A study on the method of fundamental solutions using the image concept

Abstract

In this paper, analytical and semi-analytical numerical solutions for Green's functions are obtained by using the image method which can be seen as a special method of fundamental solutions (MFS). The image method is employed to solve the Green's function for the annular, eccentric and half-plane Laplace problems. In addition, an analytical solution is derived for the fixed-free annular case. For the half-plane problem with a circular hole and an eccentric annulus, semi-analytical solutions are both obtained by using the image concept after determining the strengths of two frozen image points and a free constant by matching boundary conditions. It is found that two frozen images terminated at the two focuses in the bipolar coordinates for the problems with two circular boundaries. A boundary value problem of an eccentric annulus without sources is also considered. Error distribution is plotted after comparing with the analytical solutions derived by Lebedev et al. using the bipolar coordinates.
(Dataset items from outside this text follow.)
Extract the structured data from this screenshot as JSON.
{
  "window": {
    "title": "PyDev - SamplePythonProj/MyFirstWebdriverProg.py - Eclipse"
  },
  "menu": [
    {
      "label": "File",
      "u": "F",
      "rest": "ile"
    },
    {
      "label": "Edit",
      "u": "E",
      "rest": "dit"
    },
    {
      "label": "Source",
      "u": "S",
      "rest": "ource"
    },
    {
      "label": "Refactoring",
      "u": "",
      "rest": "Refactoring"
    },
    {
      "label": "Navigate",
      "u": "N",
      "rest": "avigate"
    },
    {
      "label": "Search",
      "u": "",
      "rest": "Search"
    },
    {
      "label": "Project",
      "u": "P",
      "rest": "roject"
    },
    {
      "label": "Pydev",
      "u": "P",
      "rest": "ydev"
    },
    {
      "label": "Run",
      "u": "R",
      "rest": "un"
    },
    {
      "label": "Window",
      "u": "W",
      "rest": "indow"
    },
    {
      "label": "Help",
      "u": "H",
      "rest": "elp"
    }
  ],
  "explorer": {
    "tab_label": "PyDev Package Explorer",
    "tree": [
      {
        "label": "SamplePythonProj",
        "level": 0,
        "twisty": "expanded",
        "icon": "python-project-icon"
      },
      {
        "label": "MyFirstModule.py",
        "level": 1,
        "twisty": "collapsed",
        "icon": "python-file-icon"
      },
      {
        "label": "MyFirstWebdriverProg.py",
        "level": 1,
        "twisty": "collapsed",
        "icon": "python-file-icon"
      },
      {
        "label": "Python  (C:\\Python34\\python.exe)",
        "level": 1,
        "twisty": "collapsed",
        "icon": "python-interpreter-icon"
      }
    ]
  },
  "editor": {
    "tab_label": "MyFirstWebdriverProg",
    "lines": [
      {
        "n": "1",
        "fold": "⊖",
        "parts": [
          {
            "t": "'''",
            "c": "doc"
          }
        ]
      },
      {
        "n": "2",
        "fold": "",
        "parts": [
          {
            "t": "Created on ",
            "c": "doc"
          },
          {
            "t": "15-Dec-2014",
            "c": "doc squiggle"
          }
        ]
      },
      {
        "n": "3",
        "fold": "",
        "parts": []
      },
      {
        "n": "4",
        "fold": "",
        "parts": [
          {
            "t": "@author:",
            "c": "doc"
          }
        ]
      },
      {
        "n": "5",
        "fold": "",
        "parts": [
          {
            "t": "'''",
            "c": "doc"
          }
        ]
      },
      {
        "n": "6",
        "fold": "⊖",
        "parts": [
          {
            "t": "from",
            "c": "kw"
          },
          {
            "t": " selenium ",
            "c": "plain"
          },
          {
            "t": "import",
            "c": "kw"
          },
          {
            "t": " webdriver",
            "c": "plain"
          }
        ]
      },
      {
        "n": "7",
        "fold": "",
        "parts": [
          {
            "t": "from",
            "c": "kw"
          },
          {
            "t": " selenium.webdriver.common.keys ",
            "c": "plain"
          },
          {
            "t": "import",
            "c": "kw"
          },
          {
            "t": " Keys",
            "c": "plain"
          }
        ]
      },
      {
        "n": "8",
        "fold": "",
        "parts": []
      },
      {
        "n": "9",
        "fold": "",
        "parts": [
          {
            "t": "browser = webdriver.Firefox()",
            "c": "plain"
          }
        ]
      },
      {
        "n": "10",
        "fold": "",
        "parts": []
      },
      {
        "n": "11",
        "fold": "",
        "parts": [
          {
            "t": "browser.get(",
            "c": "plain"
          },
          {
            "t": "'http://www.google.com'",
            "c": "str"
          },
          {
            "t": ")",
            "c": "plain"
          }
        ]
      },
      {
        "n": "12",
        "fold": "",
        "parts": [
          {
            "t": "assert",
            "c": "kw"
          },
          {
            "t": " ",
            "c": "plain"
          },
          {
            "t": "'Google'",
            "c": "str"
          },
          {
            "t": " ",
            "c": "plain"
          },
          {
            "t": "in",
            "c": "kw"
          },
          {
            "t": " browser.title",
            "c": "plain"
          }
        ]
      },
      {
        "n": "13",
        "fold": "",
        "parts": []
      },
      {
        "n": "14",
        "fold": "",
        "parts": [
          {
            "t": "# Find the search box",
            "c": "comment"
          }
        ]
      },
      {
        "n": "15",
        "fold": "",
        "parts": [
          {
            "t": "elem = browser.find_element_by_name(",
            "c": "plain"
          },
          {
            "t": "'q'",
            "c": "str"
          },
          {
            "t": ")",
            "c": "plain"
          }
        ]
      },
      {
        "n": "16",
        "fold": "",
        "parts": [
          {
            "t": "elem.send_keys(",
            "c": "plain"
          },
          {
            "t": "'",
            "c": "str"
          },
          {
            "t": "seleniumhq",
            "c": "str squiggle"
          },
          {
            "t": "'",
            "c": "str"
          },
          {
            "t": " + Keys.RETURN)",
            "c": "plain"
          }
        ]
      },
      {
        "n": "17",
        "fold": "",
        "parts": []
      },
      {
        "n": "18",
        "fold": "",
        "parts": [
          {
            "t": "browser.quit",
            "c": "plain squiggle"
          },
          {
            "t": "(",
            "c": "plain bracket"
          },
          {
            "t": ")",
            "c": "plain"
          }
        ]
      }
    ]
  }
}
The optimal locations for the source distribution in the MFS are also examined by using the image concept. It is observed that we should locate singularities on the two focuses to obtain better results in the MFS. Besides, whether the free constant is required or not in the MFS is also studied. The results are compared well with the analytical solutions.本文使用可視為一種特別的基本解法的映像法來推導格林函數的解析解與半解析解。求解問題包含同心圓環、半平面含圓洞與偏心圓環的格林函數問題，及偏心圓環的邊界值問題。在同心圓環例子中，可用映像法推導出解析解。針對半平面含圓洞及偏心圓環的格林函數問題，可利用映像法的觀念透過滿足邊界條件就可決定最後兩個凝固點的源強度與常數項大小進而推導出半解析解。我們發現映像點映射到最後凝固的位置座落於雙極座標上的兩個焦點上。針對偏心圓環不含集中力的邊界值問題，我們以基本解法求解並與解析解比較作出誤差分佈圖，進而探討可能的源最佳佈點位置。基本解法的源最佳佈點位置可用映像法的觀念來尋找。而佈點位置如果包含到兩個焦點時，我們可以得到比較準確的結果。除此之外， 基本解法中是否需要自由常數項也一併作討論。求解的結果與解析解相比得到很好的結果。